Il est vrai que les temps changent. En 95, Zebda raillait un Chirac démago qui glosait pendant 2 plombes sur le " bruit et l’odeur " des immigrés. En 98, Chirac est président fantoche d’un pays gouverné par un Parti socialiste dont on peut rêver qu’il structure la recomposition de la droite républicaine afin de laisser la place libre à gauche. On peut rêver. Les réalités sociales chantées par Zebda rappellent quand même que l’essence ordinaire qui fait avancer cette fin de siècle est trop chargée en plomb pour nous emmener bien loin. Le seul motif de satisfaction est sans doute la capacité de Zebda à recycler la double-peine, le racisme ordinaire, la crise urbaine et autres pollutions existentielles en moments de plaisir. Toujours trop bref, bien sûr, comme ce phrasé suave sur Tombé des nues : " Je suis venu mais je suis pas venu tu penses … M’entendre dire ‘sois le bienvenu’ ".

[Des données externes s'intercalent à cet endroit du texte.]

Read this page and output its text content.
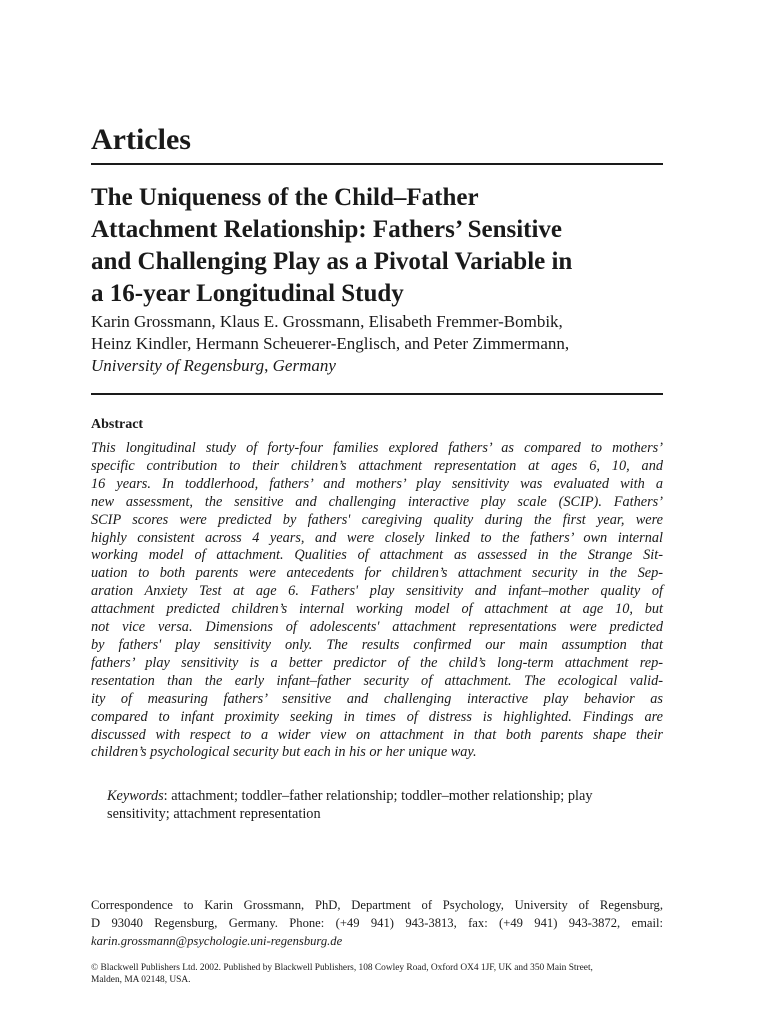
Articles
The Uniqueness of the Child–Father
Attachment Relationship: Fathers’ Sensitive
and Challenging Play as a Pivotal Variable in
a 16-year Longitudinal Study
Karin Grossmann, Klaus E. Grossmann, Elisabeth Fremmer-Bombik,
Heinz Kindler, Hermann Scheuerer-Englisch, and Peter Zimmermann,
University of Regensburg, Germany
Abstract
This longitudinal study of forty-four families explored fathers’ as compared to mothers’
specific contribution to their children’s attachment representation at ages 6, 10, and
16 years. In toddlerhood, fathers’ and mothers’ play sensitivity was evaluated with a
new assessment, the sensitive and challenging interactive play scale (SCIP). Fathers’
SCIP scores were predicted by fathers' caregiving quality during the first year, were
highly consistent across 4 years, and were closely linked to the fathers’ own internal
working model of attachment. Qualities of attachment as assessed in the Strange Sit-
uation to both parents were antecedents for children’s attachment security in the Sep-
aration Anxiety Test at age 6. Fathers' play sensitivity and infant–mother quality of
attachment predicted children’s internal working model of attachment at age 10, but
not vice versa. Dimensions of adolescents' attachment representations were predicted
by fathers' play sensitivity only. The results confirmed our main assumption that
fathers’ play sensitivity is a better predictor of the child’s long-term attachment rep-
resentation than the early infant–father security of attachment. The ecological valid-
ity of measuring fathers’ sensitive and challenging interactive play behavior as
compared to infant proximity seeking in times of distress is highlighted. Findings are
discussed with respect to a wider view on attachment in that both parents shape their
children’s psychological security but each in his or her unique way.
Keywords: attachment; toddler–father relationship; toddler–mother relationship; play
sensitivity; attachment representation
Correspondence to Karin Grossmann, PhD, Department of Psychology, University of Regensburg,
D 93040 Regensburg, Germany. Phone: (+49 941) 943-3813, fax: (+49 941) 943-3872, email:
karin.grossmann@psychologie.uni-regensburg.de
© Blackwell Publishers Ltd. 2002. Published by Blackwell Publishers, 108 Cowley Road, Oxford OX4 1JF, UK and 350 Main Street,
Malden, MA 02148, USA.
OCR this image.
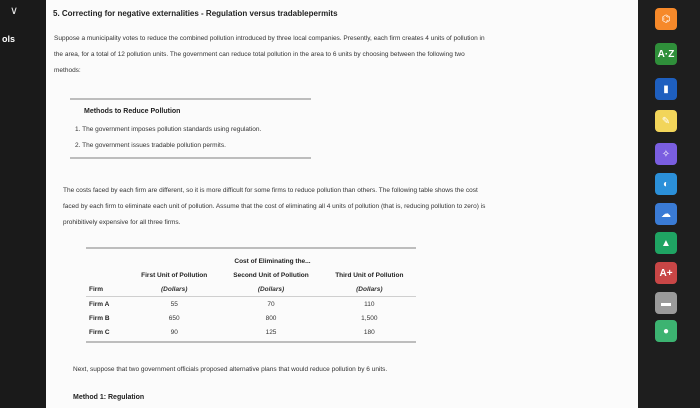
∨
ols
5. Correcting for negative externalities - Regulation versus tradablepermits
Suppose a municipality votes to reduce the combined pollution introduced by three local companies. Presently, each firm creates 4 units of pollution in
the area, for a total of 12 pollution units. The government can reduce total pollution in the area to 6 units by choosing between the following two
methods:
Methods to Reduce Pollution
1. The government imposes pollution standards using regulation.
2. The government issues tradable pollution permits.
The costs faced by each firm are different, so it is more difficult for some firms to reduce pollution than others. The following table shows the cost
faced by each firm to eliminate each unit of pollution. Assume that the cost of eliminating all 4 units of pollution (that is, reducing pollution to zero) is
prohibitively expensive for all three firms.
	Cost of Eliminating the...		
	First Unit of Pollution	Second Unit of Pollution	Third Unit of Pollution
Firm	(Dollars)	(Dollars)	(Dollars)
Firm A	55	70	110
Firm B	650	800	1,500
Firm C	90	125	180
Next, suppose that two government officials proposed alternative plans that would reduce pollution by 6 units.
Method 1: Regulation
⌬
A·Z
▮
✎
✧
◐
☁
▲
A+
▬
●
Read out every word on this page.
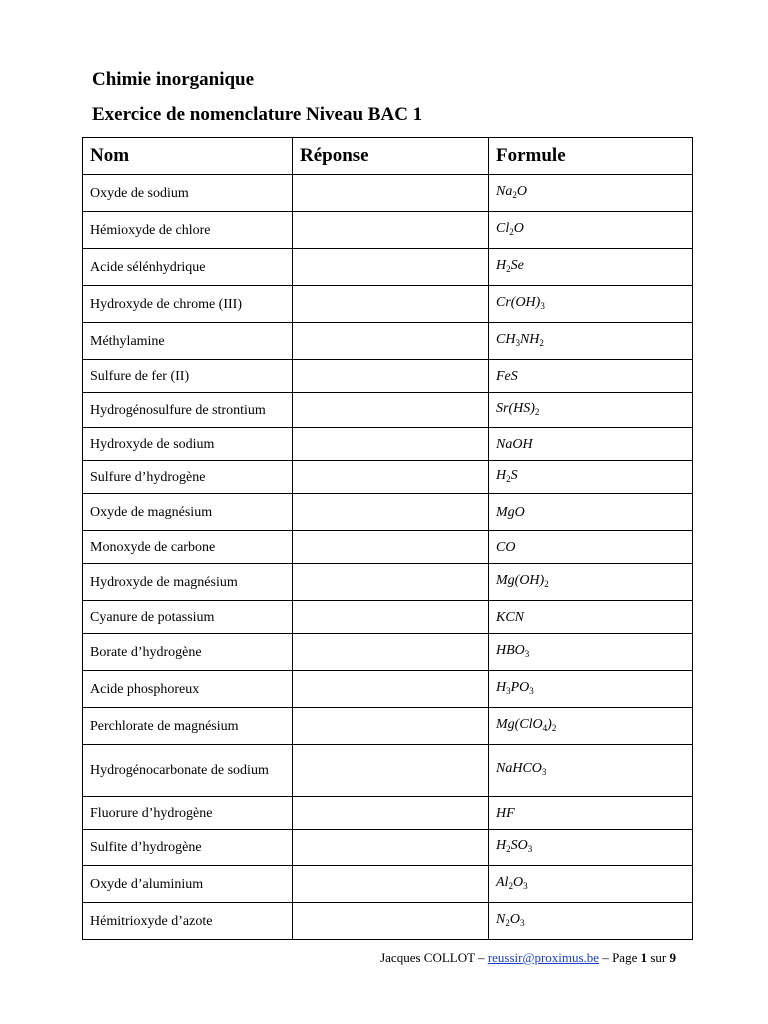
Chimie inorganique
Exercice de nomenclature Niveau BAC 1
Nom	Réponse	Formule
Oxyde de sodium		$Na_2O$
Hémioxyde de chlore		$Cl_2O$
Acide sélénhydrique		$H_2Se$
Hydroxyde de chrome (III)		$Cr(OH)_3$
Méthylamine		$CH_3NH_2$
Sulfure de fer (II)		FeS
Hydrogénosulfure de strontium		$Sr(HS)_2$
Hydroxyde de sodium		NaOH
Sulfure d’hydrogène		$H_2S$
Oxyde de magnésium		MgO
Monoxyde de carbone		CO
Hydroxyde de magnésium		$Mg(OH)_2$
Cyanure de potassium		KCN
Borate d’hydrogène		$HBO_3$
Acide phosphoreux		$H_3PO_3$
Perchlorate de magnésium		$Mg(ClO_4)_2$
Hydrogénocarbonate de sodium		NaHCO$_3$
Fluorure d’hydrogène		HF
Sulfite d’hydrogène		$H_2SO_3$
Oxyde d’aluminium		$Al_2O_3$
Hémitrioxyde d’azote		$N_2O_3$
Jacques COLLOT – reussir@proximus.be – Page 1 sur 9
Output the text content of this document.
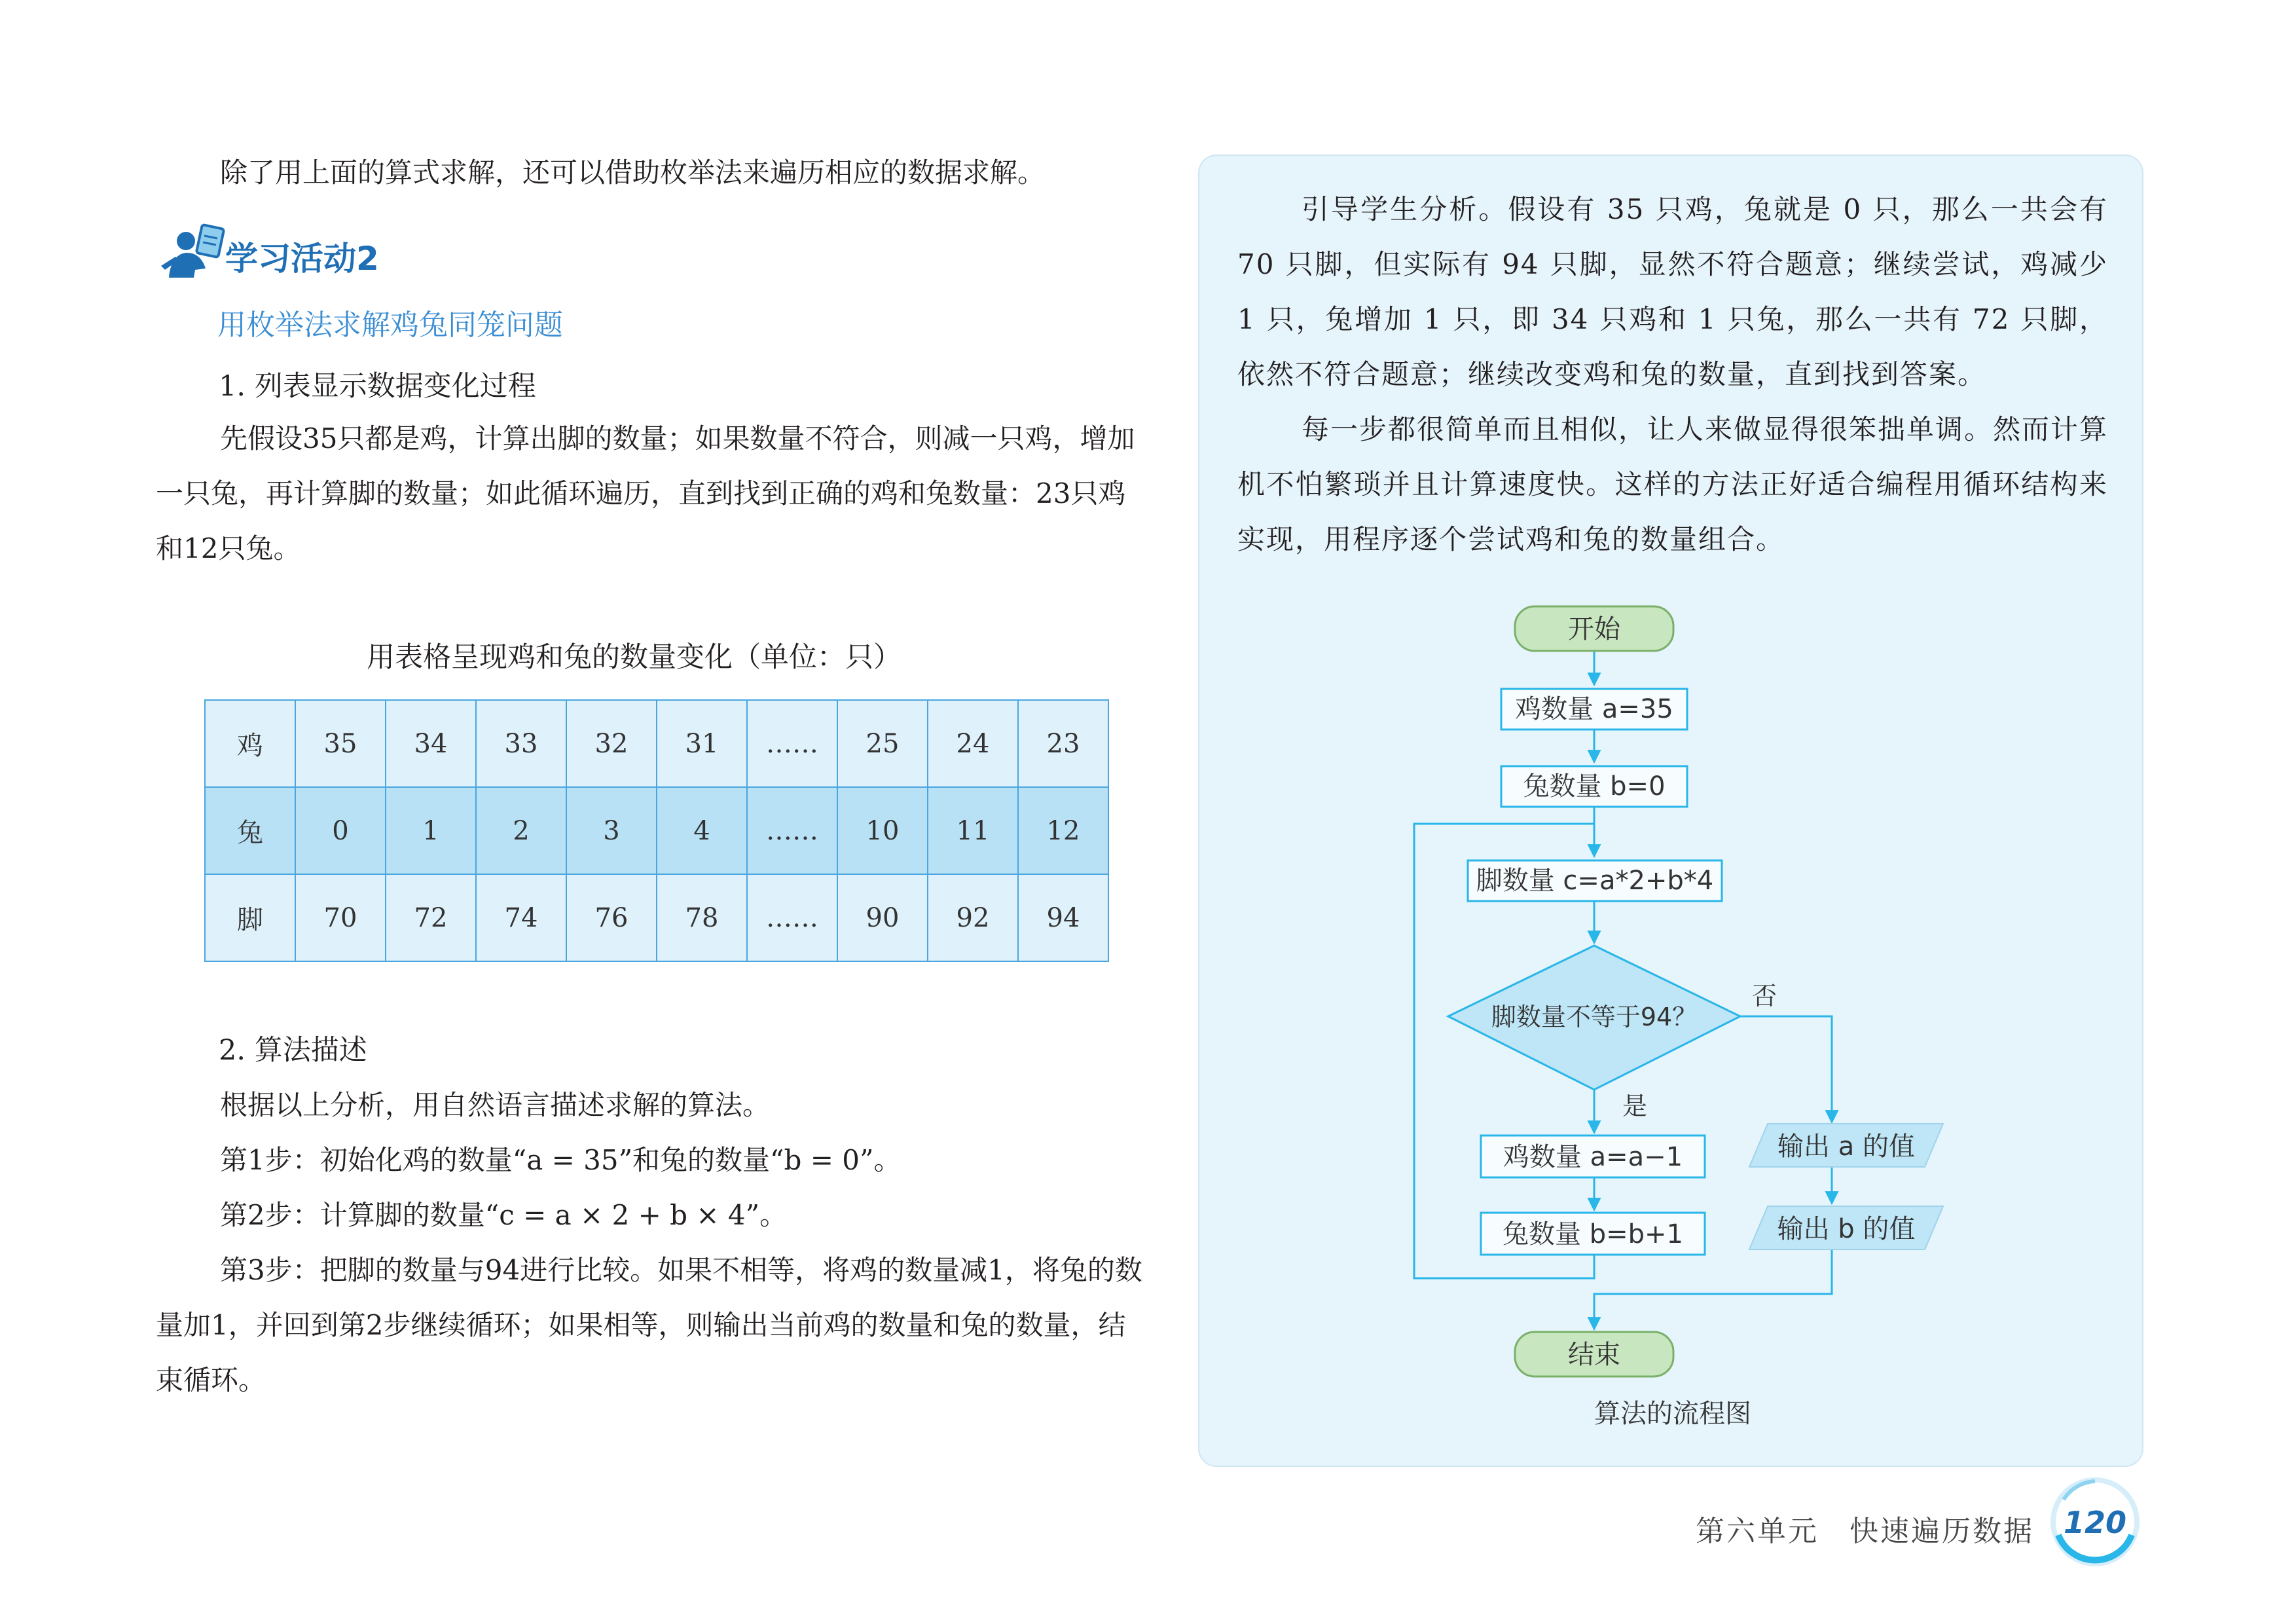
除了用上面的算式求解，还可以借助枚举法来遍历相应的数据求解。
学习活动2
用枚举法求解鸡兔同笼问题
1. 列表显示数据变化过程
先假设35只都是鸡，计算出脚的数量；如果数量不符合，则减一只鸡，增加一只兔，再计算脚的数量；如此循环遍历，直到找到正确的鸡和兔数量：23只鸡和12只兔。
用表格呈现鸡和兔的数量变化（单位：只）
鸡	35	34	33	32	31	……	25	24	23
兔	0	1	2	3	4	……	10	11	12
脚	70	72	74	76	78	……	90	92	94
2. 算法描述
根据以上分析，用自然语言描述求解的算法。
第1步：初始化鸡的数量“a = 35”和兔的数量“b = 0”。
第2步：计算脚的数量“c = a × 2 + b × 4”。
第3步：把脚的数量与94进行比较。如果不相等，将鸡的数量减1，将兔的数量加1，并回到第2步继续循环；如果相等，则输出当前鸡的数量和兔的数量，结束循环。
引导学生分析。假设有 35 只鸡，兔就是 0 只，那么一共会有 70 只脚，但实际有 94 只脚，显然不符合题意；继续尝试，鸡减少 1 只，兔增加 1 只，即 34 只鸡和 1 只兔，那么一共有 72 只脚，依然不符合题意；继续改变鸡和兔的数量，直到找到答案。
每一步都很简单而且相似，让人来做显得很笨拙单调。然而计算机不怕繁琐并且计算速度快。这样的方法正好适合编程用循环结构来实现，用程序逐个尝试鸡和兔的数量组合。
开始
鸡数量 a=35
兔数量 b=0
脚数量 c=a*2+b*4
脚数量不等于94？
是
否
鸡数量 a=a−1
兔数量 b=b+1
输出 a 的值
输出 b 的值
结束
算法的流程图
第六单元　快速遍历数据 120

Ceux d’entre-vous qui doutent encore de l’intérêt de se faire du mal en se faisant du bien peuvent différer leur achat jusqu’au 10 novembre. La veille, ils auront toasté à l’Olympia (prenez vos places !) avec Magyd, Hakim et Mustapha, les trois chanteurs du groupe, au point de se traîner au petit matin chez le disquaire le plus proche pour récupérer cet alambic moderne qui transforme la morosité en enthousiasme.